Ya nos lo había dicho el jueves pasado: que existía un documento atribuido a Al Zawahiri, lugarteniente de Bin Laden, en el que se ordenaba asestar dos o tres golpes a España para forzar la retirada española de Irak o la derrota del PP y la consiguiente victoria del PSOE, con lo cual quedaría asegurada esa retirada de Irak en cumplimiento de las promesas socialistas.

El problema, sin embargo, no fue únicamente ése. Fue que, tanto él como su subordinado en la misma unidad policial, no respondieron a lo que la pura lógica exigía: que fueran, paso a paso, reconstruyendo los hechos, aportando las precisiones que permitieran la comprensión progresiva de esta historia complejísima y de este proceso que no ha hecho más que empezar.

Pero resultó lo contrario: que ambos acabaron oscureciendo de modo insuperable el relato. El presidente del tribunal, Gómez Bermúdez, hubo de interrumpir por cuatro veces sus declaraciones porque aquello resultaba imposible no sólo de comprender, sino de soportar. Sabían demasiado para el momento en el que fueron convocados a declarar.
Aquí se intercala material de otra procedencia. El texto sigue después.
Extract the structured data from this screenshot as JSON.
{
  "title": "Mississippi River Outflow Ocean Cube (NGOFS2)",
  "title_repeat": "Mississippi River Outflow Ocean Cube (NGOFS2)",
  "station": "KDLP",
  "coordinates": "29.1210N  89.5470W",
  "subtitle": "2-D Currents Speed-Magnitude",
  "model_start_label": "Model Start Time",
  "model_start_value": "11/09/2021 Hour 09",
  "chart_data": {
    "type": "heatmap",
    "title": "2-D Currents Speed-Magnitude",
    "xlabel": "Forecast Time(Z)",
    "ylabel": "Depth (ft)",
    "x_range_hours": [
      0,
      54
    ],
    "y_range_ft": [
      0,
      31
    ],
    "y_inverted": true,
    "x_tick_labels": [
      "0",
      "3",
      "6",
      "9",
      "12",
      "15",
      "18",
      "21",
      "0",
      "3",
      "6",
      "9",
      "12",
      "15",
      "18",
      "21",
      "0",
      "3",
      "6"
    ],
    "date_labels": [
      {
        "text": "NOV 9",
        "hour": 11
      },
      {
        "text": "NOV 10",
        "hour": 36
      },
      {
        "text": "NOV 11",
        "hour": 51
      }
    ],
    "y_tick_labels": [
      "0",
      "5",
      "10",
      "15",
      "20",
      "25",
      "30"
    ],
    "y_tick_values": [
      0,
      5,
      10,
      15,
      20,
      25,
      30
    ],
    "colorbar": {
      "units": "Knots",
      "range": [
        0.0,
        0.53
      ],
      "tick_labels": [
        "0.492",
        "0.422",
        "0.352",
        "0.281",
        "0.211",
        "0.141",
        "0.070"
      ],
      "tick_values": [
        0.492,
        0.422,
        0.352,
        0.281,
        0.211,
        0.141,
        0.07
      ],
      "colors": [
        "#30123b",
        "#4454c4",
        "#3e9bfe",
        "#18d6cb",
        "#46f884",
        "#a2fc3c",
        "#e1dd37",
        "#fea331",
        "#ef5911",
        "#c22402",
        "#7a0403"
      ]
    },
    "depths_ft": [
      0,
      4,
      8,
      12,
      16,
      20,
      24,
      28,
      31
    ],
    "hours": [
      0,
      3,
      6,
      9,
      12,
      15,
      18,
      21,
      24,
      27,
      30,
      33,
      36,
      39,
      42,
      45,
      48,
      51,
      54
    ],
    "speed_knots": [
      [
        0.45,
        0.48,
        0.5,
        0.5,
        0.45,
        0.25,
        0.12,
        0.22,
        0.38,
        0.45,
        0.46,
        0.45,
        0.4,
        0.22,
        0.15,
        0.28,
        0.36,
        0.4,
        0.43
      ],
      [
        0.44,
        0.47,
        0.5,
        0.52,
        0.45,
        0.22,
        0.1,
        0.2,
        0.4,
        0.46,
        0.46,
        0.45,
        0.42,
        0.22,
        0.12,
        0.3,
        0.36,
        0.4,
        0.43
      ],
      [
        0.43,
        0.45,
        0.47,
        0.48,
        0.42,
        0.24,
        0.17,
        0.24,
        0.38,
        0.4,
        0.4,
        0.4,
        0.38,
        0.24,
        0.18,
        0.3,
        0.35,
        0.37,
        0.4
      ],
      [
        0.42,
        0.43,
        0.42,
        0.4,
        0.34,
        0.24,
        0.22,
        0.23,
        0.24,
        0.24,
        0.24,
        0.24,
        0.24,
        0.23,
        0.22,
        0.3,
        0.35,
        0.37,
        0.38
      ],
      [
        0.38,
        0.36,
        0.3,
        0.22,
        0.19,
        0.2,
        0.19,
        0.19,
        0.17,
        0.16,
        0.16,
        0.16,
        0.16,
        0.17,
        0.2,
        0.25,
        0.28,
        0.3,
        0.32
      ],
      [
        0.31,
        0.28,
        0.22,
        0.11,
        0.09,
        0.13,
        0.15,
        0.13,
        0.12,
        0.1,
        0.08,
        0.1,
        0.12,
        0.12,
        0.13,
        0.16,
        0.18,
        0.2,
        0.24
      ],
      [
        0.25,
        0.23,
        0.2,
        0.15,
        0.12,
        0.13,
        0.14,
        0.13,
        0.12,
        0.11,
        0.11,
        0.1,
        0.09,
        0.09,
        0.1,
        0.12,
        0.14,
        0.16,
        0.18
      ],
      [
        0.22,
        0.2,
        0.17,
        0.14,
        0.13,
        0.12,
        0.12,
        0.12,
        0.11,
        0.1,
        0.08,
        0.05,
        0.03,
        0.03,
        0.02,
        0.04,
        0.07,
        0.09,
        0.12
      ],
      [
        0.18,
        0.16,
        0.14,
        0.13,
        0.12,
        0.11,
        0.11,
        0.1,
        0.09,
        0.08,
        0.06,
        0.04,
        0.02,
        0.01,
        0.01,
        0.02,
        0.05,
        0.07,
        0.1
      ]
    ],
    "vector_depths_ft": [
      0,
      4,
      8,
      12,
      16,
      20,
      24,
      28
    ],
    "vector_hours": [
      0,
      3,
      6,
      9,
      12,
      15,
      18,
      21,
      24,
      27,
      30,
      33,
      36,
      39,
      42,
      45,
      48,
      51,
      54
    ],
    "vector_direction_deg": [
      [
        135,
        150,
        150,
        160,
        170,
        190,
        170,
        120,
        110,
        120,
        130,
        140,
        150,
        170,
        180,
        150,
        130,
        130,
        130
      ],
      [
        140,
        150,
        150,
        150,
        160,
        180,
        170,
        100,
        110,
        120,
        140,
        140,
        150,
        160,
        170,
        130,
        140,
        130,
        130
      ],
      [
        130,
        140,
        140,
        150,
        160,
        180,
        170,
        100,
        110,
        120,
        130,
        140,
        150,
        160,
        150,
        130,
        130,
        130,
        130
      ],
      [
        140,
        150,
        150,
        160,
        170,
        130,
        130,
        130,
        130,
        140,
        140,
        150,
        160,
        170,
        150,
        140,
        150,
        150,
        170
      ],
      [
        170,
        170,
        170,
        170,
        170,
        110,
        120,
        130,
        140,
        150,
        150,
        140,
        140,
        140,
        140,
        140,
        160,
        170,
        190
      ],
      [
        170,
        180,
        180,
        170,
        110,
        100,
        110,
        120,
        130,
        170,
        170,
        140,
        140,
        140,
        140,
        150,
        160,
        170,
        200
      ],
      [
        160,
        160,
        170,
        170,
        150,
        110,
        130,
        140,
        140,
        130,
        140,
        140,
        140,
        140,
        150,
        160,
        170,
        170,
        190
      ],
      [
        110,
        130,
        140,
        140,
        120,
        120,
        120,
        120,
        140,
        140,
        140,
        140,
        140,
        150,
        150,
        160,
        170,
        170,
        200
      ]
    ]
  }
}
Ellos intentaban iluminar un cuadro que todavía no se ha mostrado y, en consecuencia, encendían el foco sobre aspectos perfectamente desconocidos para los oyentes y, lo que es más grave, para los propios procesados, que tienen derecho a articular el trabajo de sus defensas de manera efectiva.

Es incomprensible que ellos hayan sido los primeros testigos propuestos por la Fiscalía. Deberían haber sido los últimos, cuando todas las piezas hubieran entrado en escena, de modo que, al descorrer el velo que cubre el mosaico, el paisaje adquiriera algún sentido. Pero aquello fue un caos. «No entiendo nada», confesó, desesperado, uno de los defensores al final de la tarde.

Hubo algo, sin embargo, que sí se entendió desde el comienzo. El mensaje subliminal emitido por los letrados de las defensas y de las acusaciones resultaba diáfano. Cada uno por motivos diferentes, ambos grupos están buscando dejar en evidencia o la endeblez de las pruebas policiales contra sus defendidos o, en el caso de las acusaciones, la ineficacia del Estado a la hora de impedir la matanza. Detrás de lo primero estaría el éxito profesional. Detrás de lo segundo, la responsabilidad civil subsidiaria del Estado, es decir, las indemnizaciones que podrían recibir las víctimas vivas.